With changes to the public access rules, the trend may be towards an inevitable upsurge in complaints about cost, bringing complaints about barristers closer to the pattern of general complaints across the Legal Ombudsman. Cost is the biggest cause of complaints generally, accounting for around 20-25% of any that we see; at the moment this figure is 11.5% for barristers.
But that is not inevitable. The Bar has a long and proud tradition of customer service and by seeking to learn from the mistakes made by peers in other parts of the profession – mistakes of which I see far too many – barristers can seek to ensure the quality of their service to customers is maintained, and complaints about costs prevented. It should be an aspiration for the Bar to keep cost complaints below that of the rest of the profession in spite of the cultural shift quickly befalling it, particularly as it has the benefit of our hindsight.

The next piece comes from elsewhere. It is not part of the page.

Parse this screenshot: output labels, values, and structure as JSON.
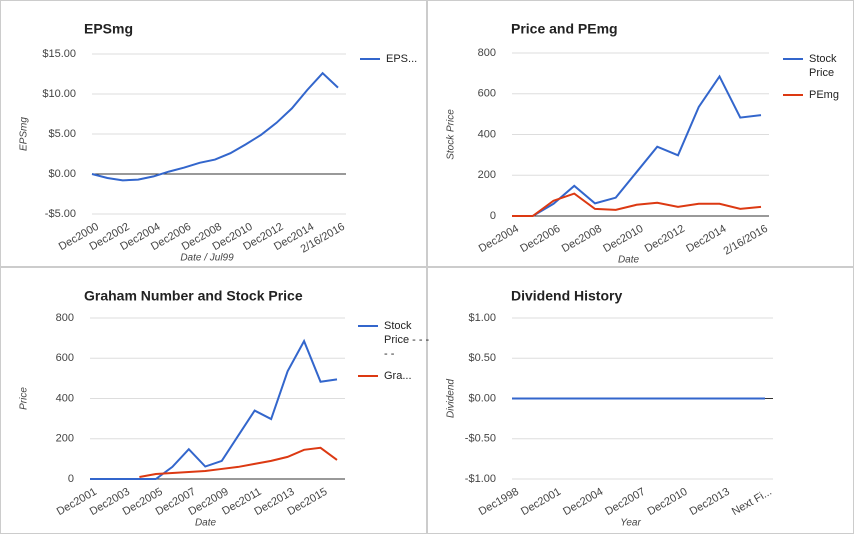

If the Hardwicke report is anything to go by, early signs are fairly positive. The “Direct access to barristers” survey also revealed that less than half of respondents thought barristers were “out of touch with commercial realities”. In the same study, barristers were also perceived (by a slim majority) to be offering better value for money than solicitors.
While I’m pursuing the theme of transparency and clear information, I think it’s also worth mentioning signposting. This is something we’ve alluded to in our response to the Bar Standards Board’s consultation on public access rules. The paper suggests a number of changes to the model client care letter and guidance to barristers, clerks and consumers to ensure they can make an informed choice.

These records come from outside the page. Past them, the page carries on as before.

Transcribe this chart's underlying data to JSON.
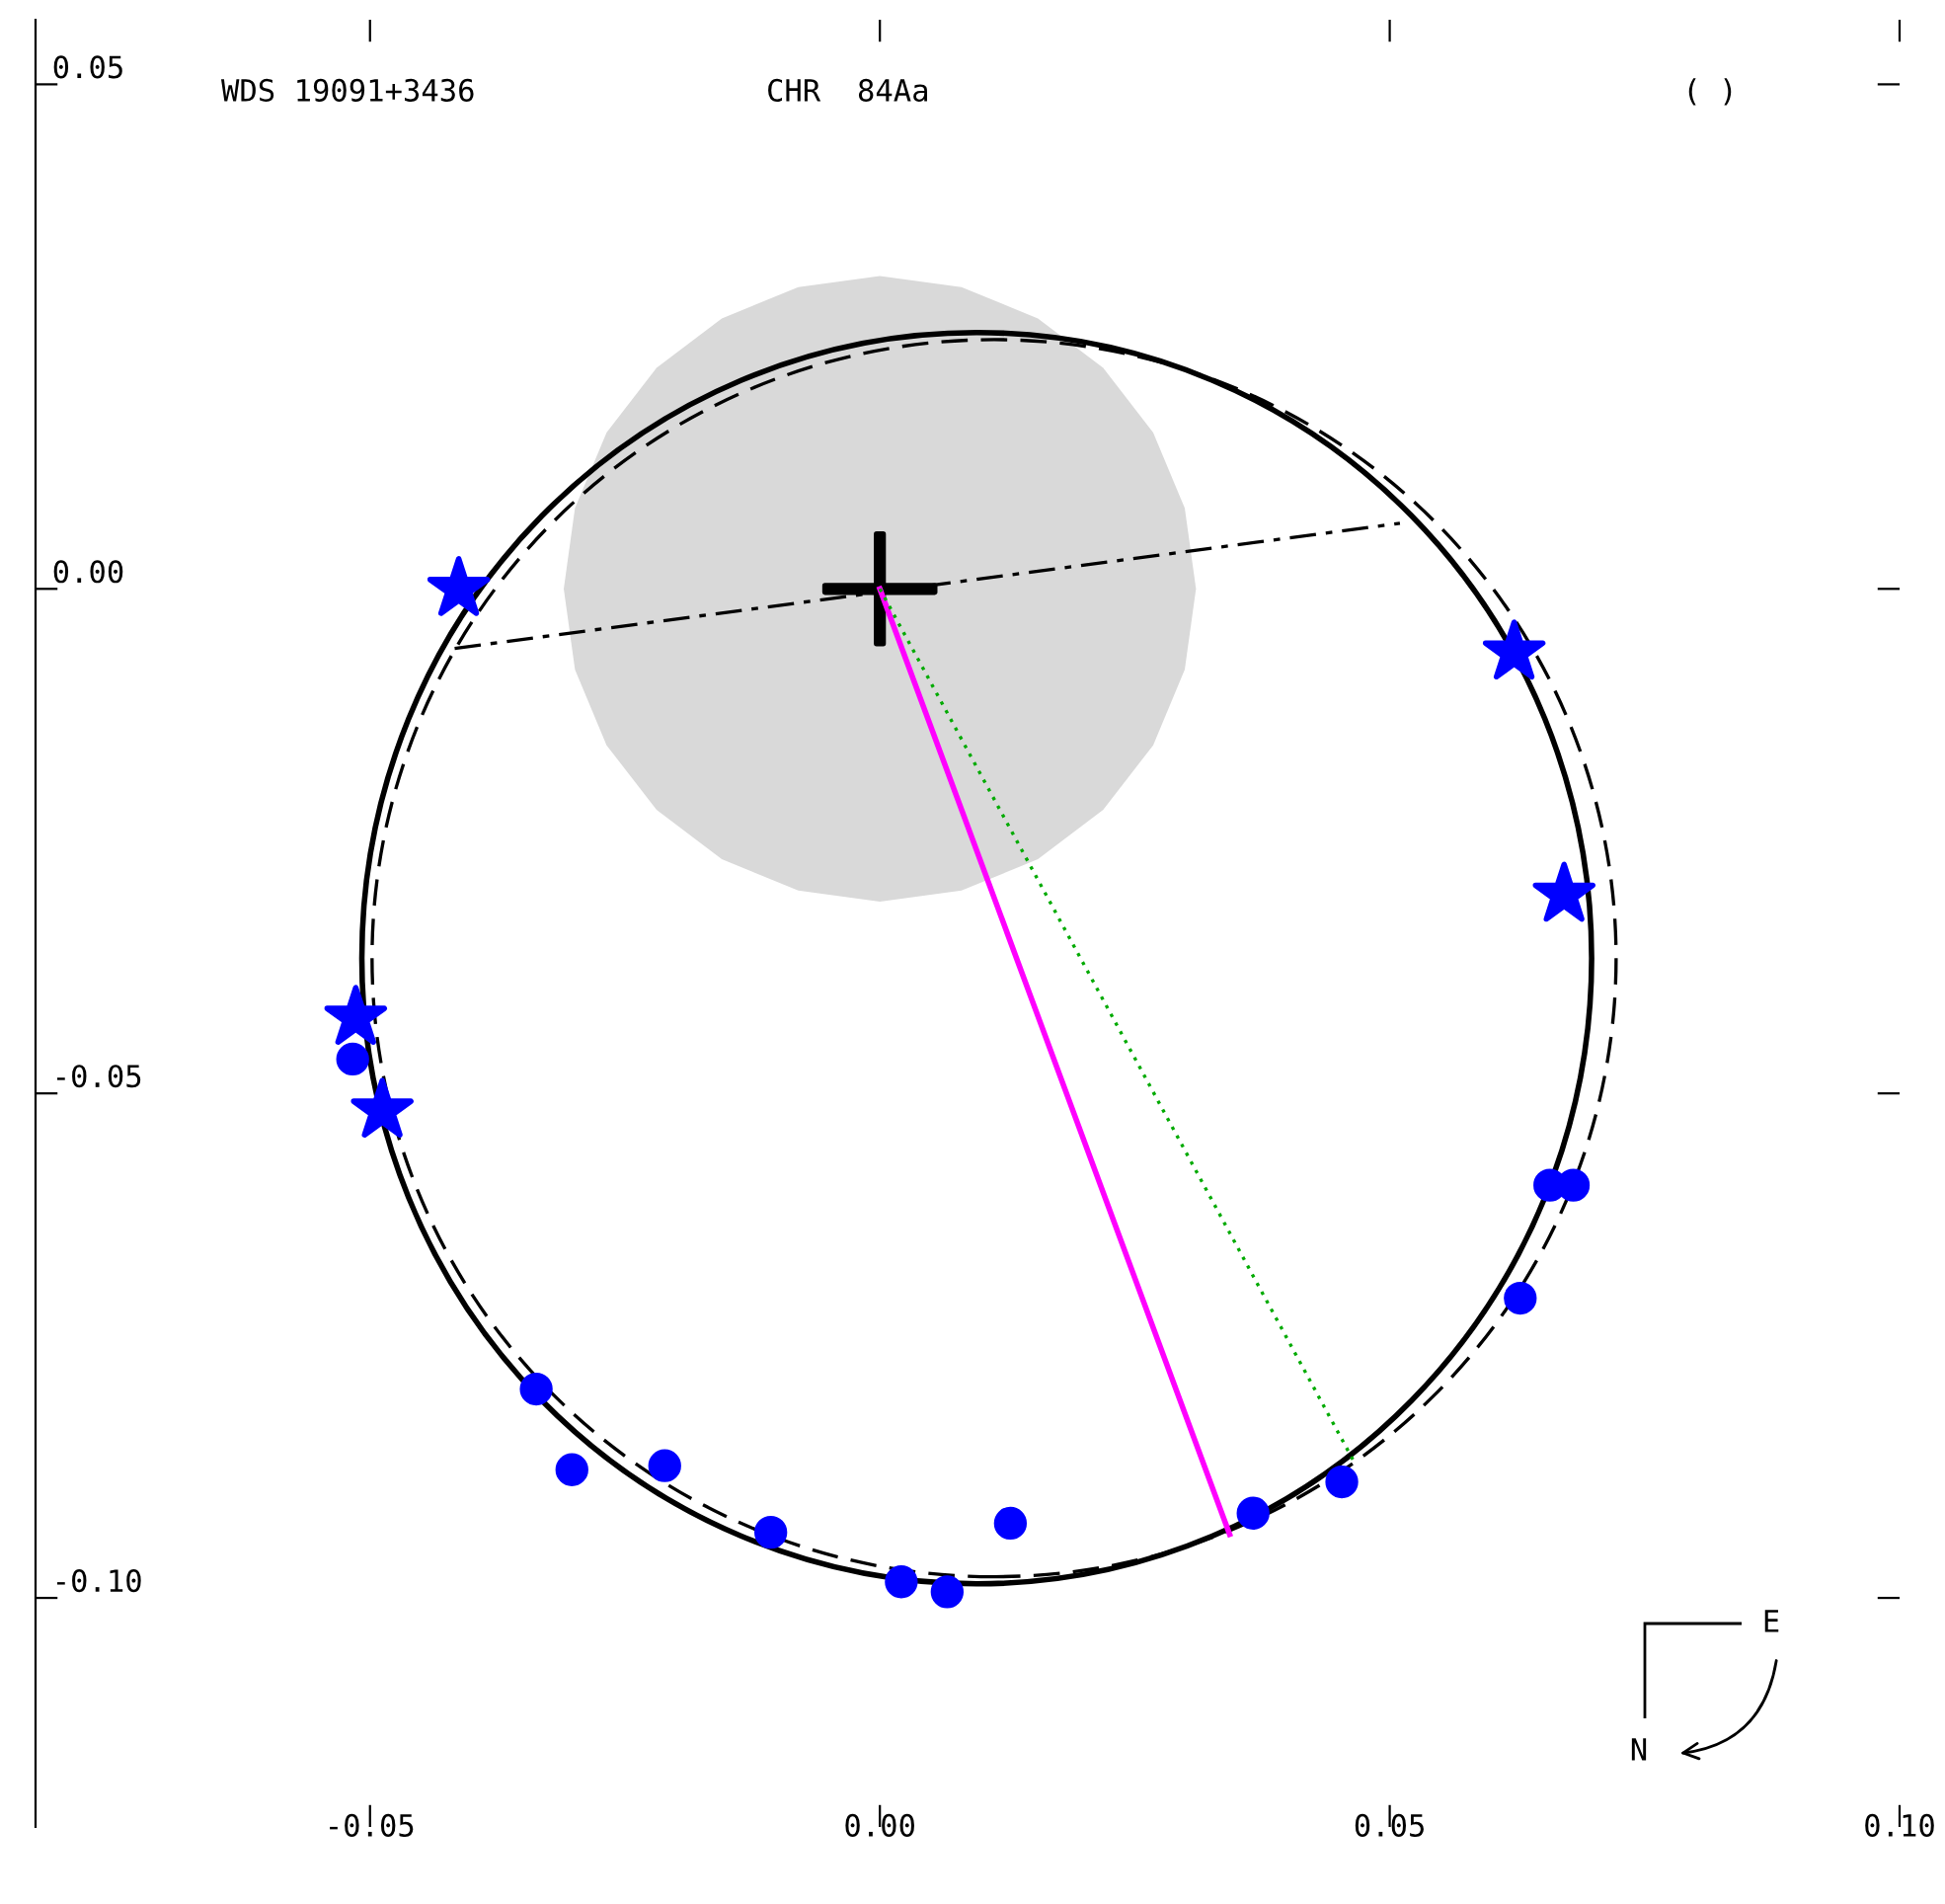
{
  "chart_data": {
    "type": "line",
    "annotations": [
      "WDS 19091+3436",
      "CHR  84Aa",
      "( )",
      "E",
      "N"
    ],
    "xlim": [
      -0.0828,
      0.1
    ],
    "ylim": [
      -0.1227,
      0.0564
    ],
    "xticks": [
      {
        "value": -0.05,
        "label": "-0.05"
      },
      {
        "value": 0,
        "label": "0.00"
      },
      {
        "value": 0.05,
        "label": "0.05"
      },
      {
        "value": 0.1,
        "label": "0.10"
      }
    ],
    "yticks": [
      {
        "value": 0.05,
        "label": "0.05"
      },
      {
        "value": 0,
        "label": "0.00"
      },
      {
        "value": -0.05,
        "label": "-0.05"
      },
      {
        "value": -0.1,
        "label": "-0.10"
      }
    ],
    "grid": false,
    "series": [
      {
        "type": "area",
        "color": "#d9d9d9",
        "x": [
          0.031,
          0.0299,
          0.0268,
          0.0219,
          0.0155,
          0.008,
          0,
          -0.008,
          -0.0155,
          -0.0219,
          -0.0268,
          -0.0299,
          -0.031,
          -0.0299,
          -0.0268,
          -0.0219,
          -0.0155,
          -0.008,
          0,
          0.008,
          0.0155,
          0.0219,
          0.0268,
          0.0299
        ],
        "values": [
          0,
          0.008,
          0.0155,
          0.0219,
          0.0268,
          0.0299,
          0.031,
          0.0299,
          0.0268,
          0.0219,
          0.0155,
          0.008,
          0,
          -0.008,
          -0.0155,
          -0.0219,
          -0.0268,
          -0.0299,
          -0.031,
          -0.0299,
          -0.0268,
          -0.0219,
          -0.0155,
          -0.008
        ]
      },
      {
        "color": "#000000",
        "line_style": "dashdot",
        "x": [
          -0.0417,
          0.051
        ],
        "values": [
          -0.0059,
          0.0065
        ]
      },
      {
        "color": "#ff00ff",
        "line_style": "solid",
        "x": [
          0,
          0.0343
        ],
        "values": [
          0,
          -0.0937
        ]
      },
      {
        "color": "#00aa00",
        "line_style": "dotted",
        "x": [
          0,
          0.0465
        ],
        "values": [
          0,
          -0.0865
        ]
      },
      {
        "type": "scatter",
        "color": "#0000ff",
        "marker": "star",
        "x": [
          -0.0413,
          0.0622,
          0.0671,
          -0.0514,
          -0.0488
        ],
        "values": [
          0.0,
          -0.0063,
          -0.0303,
          -0.0425,
          -0.0517
        ]
      },
      {
        "type": "scatter",
        "color": "#0000ff",
        "marker": "circle",
        "x": [
          -0.0517,
          -0.0337,
          -0.0302,
          -0.0211,
          -0.0107,
          0.0021,
          0.0066,
          0.0128,
          0.0366,
          0.0453,
          0.0628,
          0.0657,
          0.068
        ],
        "values": [
          -0.0466,
          -0.0793,
          -0.0873,
          -0.0869,
          -0.0935,
          -0.0984,
          -0.0994,
          -0.0926,
          -0.0916,
          -0.0885,
          -0.0703,
          -0.0591,
          -0.0591
        ]
      },
      {
        "type": "scatter",
        "color": "#000000",
        "marker": "cross",
        "x": [
          0
        ],
        "values": [
          0
        ]
      }
    ]
  }
}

I agree that signposting provisions are important, since they will allow consumers access to information that informs their choices. Funding options are becoming ever more important to consumers as financial strains take their toll. So, consumers using public access rules should be referred to the Legal Services Commission and the Legal Aid Calculator as standard.
In addition, there are organisations such as Community Legal Advice and the Law Centres Federation as well as a number of locally based information centres that barristers might be minded to signpost customers to. A key aspect to making public access work will undoubtedly be helping those consumers who lack the confidence to approach barrister’s chambers or who simply lack an understanding of how the legal system works to get that confidence by having the relevant support.
Finally, barristers need to take all reasonable steps to ensure a client has been informed of their right to complain. This means putting a robust complaints process in place and, if it can’t be resolved at the first tier, making sure they know who to come to next. A failing on the part of lawyers has been signposting to the Legal Ombudsman in the past. It’s a constant thorn in our side and may go some way to explaining why complaints aren’t at the levels we projected last year. But the key word here is “reasonable” – there is no need from my perspective for barristers to slavishly signpost people who have already been signposted in our direction or who would never qualify under our scheme rules. The last thing we need to be doing is adding yet another layer of damn fool bureaucracy to the legal system.
All of what I’ve talked about boils down to a simple notion, namely clear information. In a nutshell: clear pricing, clear advice with regards to funding options, and, if all else fails, a clear route to redress.
Adam Sampson, Chief Ombudsman and Chief Executive of the Legal Ombudsman.